O que interessa é que está tudo bem contigo e com o teu bebé. Que continue tudo a correr bem e que tenhas uma hora pequenina! :) Fico, deste lado, a torcer por ti.

Beijinhos!

Turista disse...

Querida QH, cada mamã, deve fazer o que bem entende e o que considera mais pertinente para si e para o seu bebé.
Esta é a minha sincera opinião, apesar de nunca ter sido mãe.
Quando nascer o pequeninho, diz-nos, está bem?
Beijinhos. :)

Queen of Hearts disse...

Filipa e Manuela, obrigada a ambas e um beijinho!!!

Vee disse...

Eu até tinha direito a baixa e a estar descansadinha em casa mas trabalhei até 2 dias antes da Helena nascer. Se me sentia bem preferi manter o ritmo normal.
Quanto às "férias" também tive de esclarecer várias pessoas sobre a natureza da licença parental. Engraçado que foram todos homens ou pessoal sem filhos.

Queen of Hearts disse...

Vee, isso é o profissionalismo de que falo... E acredita, se já não me estivesse a sentir fisicamente mal, não teria sequer vindo para casa.
Os meus clientes que me põem "de férias" também são todos homens. Coincidência ou não...

Me disse...

Como te disse anteriormente, não imaginas como senti cumplicidade com o que descreveste.
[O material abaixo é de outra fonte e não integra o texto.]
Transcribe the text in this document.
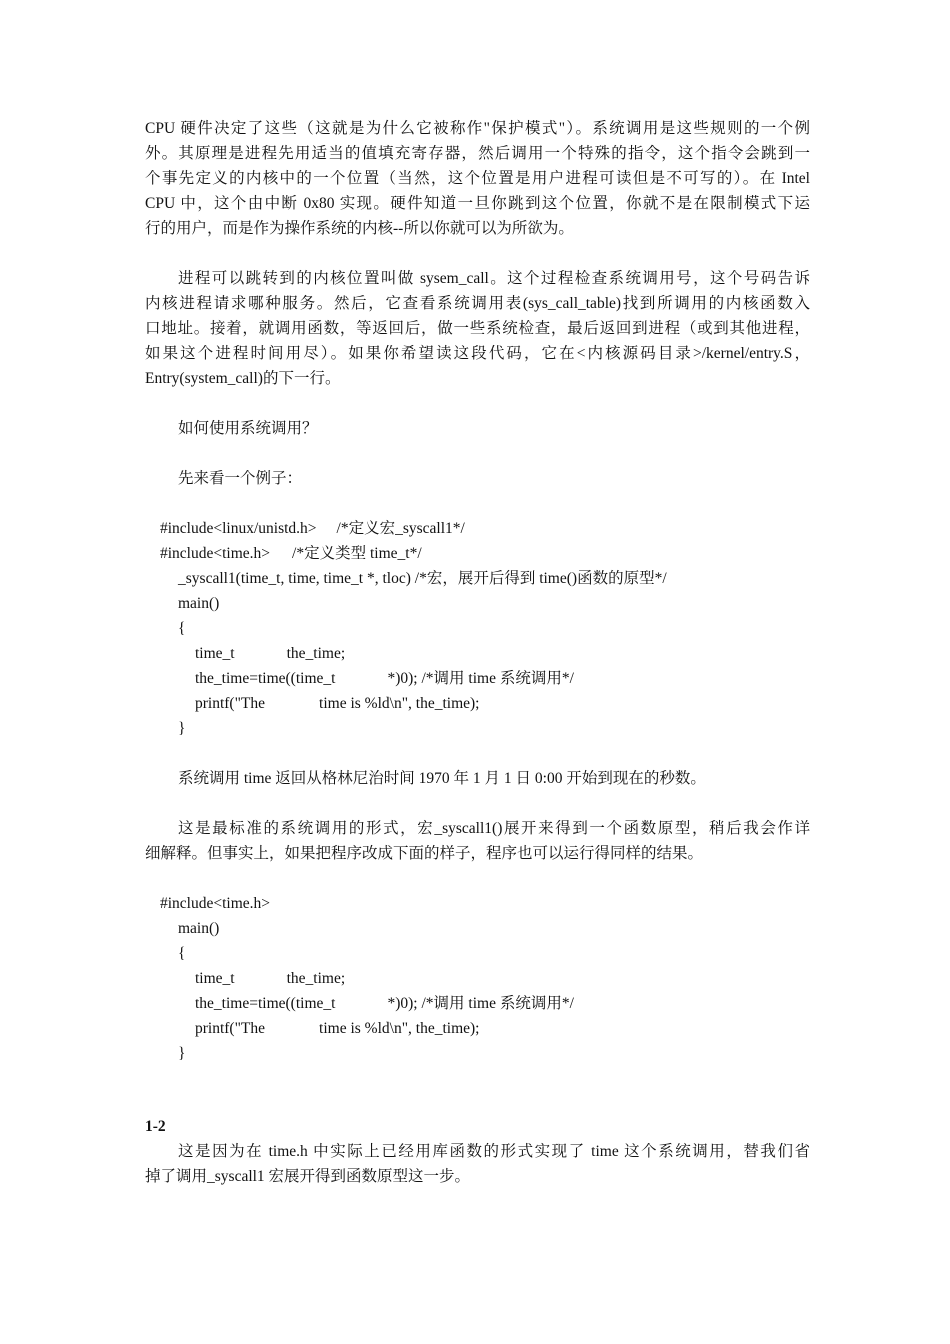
CPU 硬件决定了这些（这就是为什么它被称作"保护模式"）。系统调用是这些规则的一个例
外。其原理是进程先用适当的值填充寄存器，然后调用一个特殊的指令，这个指令会跳到一
个事先定义的内核中的一个位置（当然，这个位置是用户进程可读但是不可写的）。在 Intel
CPU 中，这个由中断 0x80 实现。硬件知道一旦你跳到这个位置，你就不是在限制模式下运
行的用户，而是作为操作系统的内核--所以你就可以为所欲为。
进程可以跳转到的内核位置叫做 sysem_call。这个过程检查系统调用号，这个号码告诉
内核进程请求哪种服务。然后，它查看系统调用表(sys_call_table)找到所调用的内核函数入
口地址。接着，就调用函数，等返回后，做一些系统检查，最后返回到进程（或到其他进程，
如果这个进程时间用尽）。如果你希望读这段代码，它在<内核源码目录>/kernel/entry.S，
Entry(system_call)的下一行。
如何使用系统调用？
先来看一个例子：
#include<linux/unistd.h> /*定义宏_syscall1*/
#include<time.h> /*定义类型 time_t*/
_syscall1(time_t, time, time_t *, tloc) /*宏，展开后得到 time()函数的原型*/
main()
{
time_t	the_time;
the_time=time((time_t	*)0); /*调用 time 系统调用*/
printf("The	time is %ld\n", the_time);
}
系统调用 time 返回从格林尼治时间 1970 年 1 月 1 日 0:00 开始到现在的秒数。
这是最标准的系统调用的形式，宏_syscall1()展开来得到一个函数原型，稍后我会作详
细解释。但事实上，如果把程序改成下面的样子，程序也可以运行得同样的结果。
#include<time.h>
main()
{
time_t	the_time;
the_time=time((time_t	*)0); /*调用 time 系统调用*/
printf("The	time is %ld\n", the_time);
}
1-2
这是因为在 time.h 中实际上已经用库函数的形式实现了 time 这个系统调用，替我们省
掉了调用_syscall1 宏展开得到函数原型这一步。
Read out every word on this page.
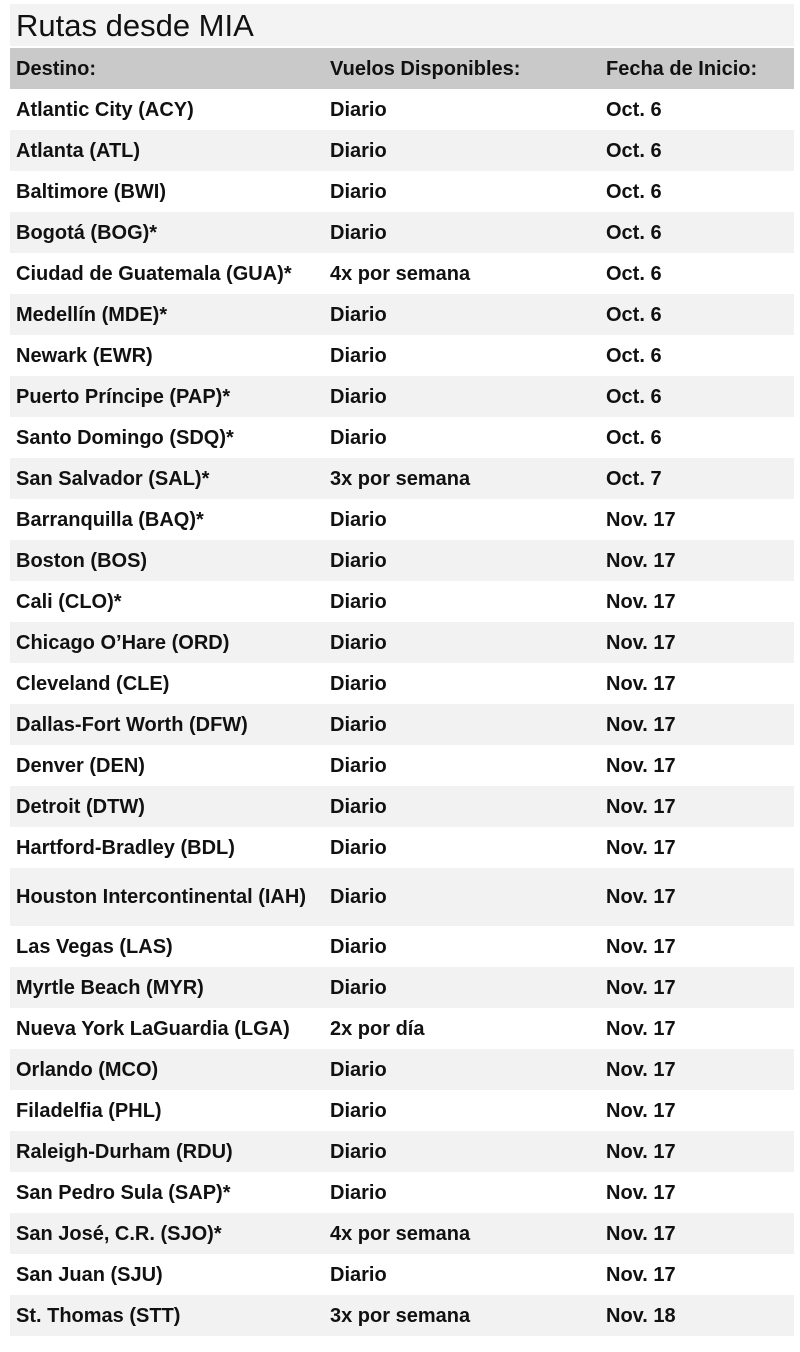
Rutas desde MIA
Destino:	Vuelos Disponibles:	Fecha de Inicio:
Atlantic City (ACY)	Diario	Oct. 6
Atlanta (ATL)	Diario	Oct. 6
Baltimore (BWI)	Diario	Oct. 6
Bogotá (BOG)*	Diario	Oct. 6
Ciudad de Guatemala (GUA)*	4x por semana	Oct. 6
Medellín (MDE)*	Diario	Oct. 6
Newark (EWR)	Diario	Oct. 6
Puerto Príncipe (PAP)*	Diario	Oct. 6
Santo Domingo (SDQ)*	Diario	Oct. 6
San Salvador (SAL)*	3x por semana	Oct. 7
Barranquilla (BAQ)*	Diario	Nov. 17
Boston (BOS)	Diario	Nov. 17
Cali (CLO)*	Diario	Nov. 17
Chicago O’Hare (ORD)	Diario	Nov. 17
Cleveland (CLE)	Diario	Nov. 17
Dallas-Fort Worth (DFW)	Diario	Nov. 17
Denver (DEN)	Diario	Nov. 17
Detroit (DTW)	Diario	Nov. 17
Hartford-Bradley (BDL)	Diario	Nov. 17
Houston Intercontinental (IAH)	Diario	Nov. 17
Las Vegas (LAS)	Diario	Nov. 17
Myrtle Beach (MYR)	Diario	Nov. 17
Nueva York LaGuardia (LGA)	2x por día	Nov. 17
Orlando (MCO)	Diario	Nov. 17
Filadelfia (PHL)	Diario	Nov. 17
Raleigh-Durham (RDU)	Diario	Nov. 17
San Pedro Sula (SAP)*	Diario	Nov. 17
San José, C.R. (SJO)*	4x por semana	Nov. 17
San Juan (SJU)	Diario	Nov. 17
St. Thomas (STT)	3x por semana	Nov. 18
A mim ainda me consideram mais "ave rara" porque tenho direito a baixa por trabalhar por conta de outrem e pretendo - se continuar a sentir-me assim, trabalhar até dois dias antes da data prevista.

O meu trabalho não me stressa, pelo contrário, só me distrai e os quilómetros a pé (e de carro) que por vezes tenho de fazer, não me fazem mal nenhum nem à Mini Me. Por outro lado, tenho total liberdade para sair mais cedo nos dias em que me sentir cansada ou menos bem, sem que ninguém critique.

Esses comentários só podem vir de gente que gosta de se meter onde não deve...

Queen of Hearts disse...

Me, podes ter a certeza. É sempre a mesma maneira de pensar, a mesma mentalidade que preside a tudo neste país - tenho direito, vou usufruir, quer precise quer não. Tenho visto muita gente (grávidas) que passam a vida a dizer "estou cansada, vou pedir a baixa"; dão-lhes a baixa e ficam indignadas por só receberem 65%! Mas se não é uma baixa de risco médico! Detesto essa mentalidadezinha de querer aproveitar toda e qualquer oportunidade para ficar de papo para o ar... à custa dos contribuintes! É como te disse, também me sentia muito cansada, e por isso vim para casa, não dois, mas seis dias antes da minha DPP. Mas apenas porque me senti efectivamente em risco de capitular, porque se não batesse agora o pé, provavelmente estaria a trabalhar 5 mn antes de ir para o hospital - pelo menos, se fosse esperar pela compreensão alheia...

Me disse...

É mesmo essa a mentalidade tacanha que sinto e que me incomoda particularmente... Não a entendo mesmo.

E, já agora, com a retenção de liquidos que fazes, fizeste muito bem em vir para casa. Não imagino o teu desconforto.

Beijoquinhas

Purple disse...

Eu confesso que me revi quase no lado oposto deste post. Tive bastantes complicações na gravidez e aos 5 meses e meio já estava de baixa em casa, ainda pedinchei à médica mas nada feito. Infelizmente ouvi algumas bocas de mentes iluminadas que apelavam sobre o facto de "gravidez não ser doença". A verdade é que acho que as pessoas pensam sempre que sabem o que é melhor para os outros e cospem opiniões sobre a vida alheia sem pensar duas vezes.
Eu tinha dado tudo para ter trabalhado até perto do fim, para deixar tudo organizado e para me ter sentido útil e produtiva. Não o pude fazer e quase que te invejo por o teres conseguido.

Beijinhu enorme meu e da Di (e uma hora pequenininha)

Queen of Hearts disse...

Obrigada querida Purple :) E Di! :)

Eu percebo-te perfeitamente, infelizmente as "vozes de burro" só vivem mesmo para criticar. Quer tenham ou não por onde!